Research on electric power systems has considered the impact of foreseeable plug-in electric vehicle (PEV) penetration on its regulation, planning, and operation. Indeed, detailed treatment of PEV charging is necessary for efficient allocation of resources. It is envisaged that a coordinator of charging schedules, i.e., a PEV aggregator, could exercise some form of load control according to electricity market prices and network charges. In this context, it is important to consider the effects of uncertainty of key input parameters to optimization algorithms for PEV charging schedules. However, the modeling of the PEV aggregator's exposure to profit volatility has received less attention in detail. Hence, this paper develops a methodology to maximize PEV aggregator profits taking decisions in day-ahead and balancing markets while considering risk aversion. Under uncertain market prices and fleet mobility, the proposed two-stage linear stochastic program finds optimal PEV charging schedules at the vehicle level. A case study highlights the effects of including the conditional value-at-risk (CVaR) term in the objective function and calculates two metrics referred to as the expected value of aggregation and flexibility.

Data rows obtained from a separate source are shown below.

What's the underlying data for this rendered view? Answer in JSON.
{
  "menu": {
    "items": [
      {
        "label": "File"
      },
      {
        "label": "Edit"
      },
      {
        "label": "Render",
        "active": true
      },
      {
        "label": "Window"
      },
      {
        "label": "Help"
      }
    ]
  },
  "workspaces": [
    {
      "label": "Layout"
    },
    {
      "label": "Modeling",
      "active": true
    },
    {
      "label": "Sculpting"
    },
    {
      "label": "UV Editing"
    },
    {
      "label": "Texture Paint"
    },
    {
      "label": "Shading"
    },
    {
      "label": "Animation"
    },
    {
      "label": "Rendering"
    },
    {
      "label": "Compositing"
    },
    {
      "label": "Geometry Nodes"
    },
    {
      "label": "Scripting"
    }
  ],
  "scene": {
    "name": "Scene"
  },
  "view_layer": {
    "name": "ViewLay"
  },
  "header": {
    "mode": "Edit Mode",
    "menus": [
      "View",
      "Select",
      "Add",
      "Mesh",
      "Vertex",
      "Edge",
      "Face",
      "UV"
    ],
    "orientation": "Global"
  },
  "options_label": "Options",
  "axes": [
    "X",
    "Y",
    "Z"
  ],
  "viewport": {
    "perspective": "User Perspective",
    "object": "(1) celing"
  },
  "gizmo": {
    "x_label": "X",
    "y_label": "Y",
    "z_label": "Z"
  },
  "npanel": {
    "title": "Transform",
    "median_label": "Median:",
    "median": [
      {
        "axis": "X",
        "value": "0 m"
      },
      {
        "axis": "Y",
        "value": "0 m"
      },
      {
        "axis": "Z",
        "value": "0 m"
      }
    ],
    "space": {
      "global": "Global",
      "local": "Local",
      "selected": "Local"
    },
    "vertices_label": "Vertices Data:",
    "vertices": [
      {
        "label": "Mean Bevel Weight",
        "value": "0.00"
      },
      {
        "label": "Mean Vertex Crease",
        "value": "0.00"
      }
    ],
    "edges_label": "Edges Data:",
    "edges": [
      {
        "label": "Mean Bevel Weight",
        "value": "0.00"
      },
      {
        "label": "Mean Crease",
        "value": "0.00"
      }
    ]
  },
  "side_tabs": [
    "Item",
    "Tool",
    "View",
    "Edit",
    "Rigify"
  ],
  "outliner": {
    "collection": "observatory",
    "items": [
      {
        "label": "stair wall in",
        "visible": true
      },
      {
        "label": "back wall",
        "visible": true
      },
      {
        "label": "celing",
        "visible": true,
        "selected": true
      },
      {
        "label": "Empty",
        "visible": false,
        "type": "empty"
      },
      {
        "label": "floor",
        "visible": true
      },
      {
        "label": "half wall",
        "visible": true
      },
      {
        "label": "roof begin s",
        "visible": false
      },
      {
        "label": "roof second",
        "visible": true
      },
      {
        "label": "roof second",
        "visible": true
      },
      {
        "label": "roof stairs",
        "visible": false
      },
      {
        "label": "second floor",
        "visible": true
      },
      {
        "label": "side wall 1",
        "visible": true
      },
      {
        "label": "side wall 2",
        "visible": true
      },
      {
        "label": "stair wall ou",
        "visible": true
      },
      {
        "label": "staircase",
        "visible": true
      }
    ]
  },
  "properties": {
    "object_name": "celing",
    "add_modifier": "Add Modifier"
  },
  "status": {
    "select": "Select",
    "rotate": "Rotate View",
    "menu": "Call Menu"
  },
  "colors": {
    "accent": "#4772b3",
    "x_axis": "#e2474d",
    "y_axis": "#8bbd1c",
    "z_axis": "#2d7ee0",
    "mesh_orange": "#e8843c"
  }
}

Keywords: Conditional value-at-risk (CVaR); optimal PEV charging schedule; plug-in electric vehicle (PEV) aggregator; risk aversion; stochastic linear programming
IEEE Transactions on Power Systems. Volume: 30 Issue: 2 Pages: 882-891
Journal Impact Factor: JCR impact factor 5.255 (2017)
DOI reference: 10.1109/TPWRS.2014.2330375
Published on paper: March 2015. Published on-line: July 2014.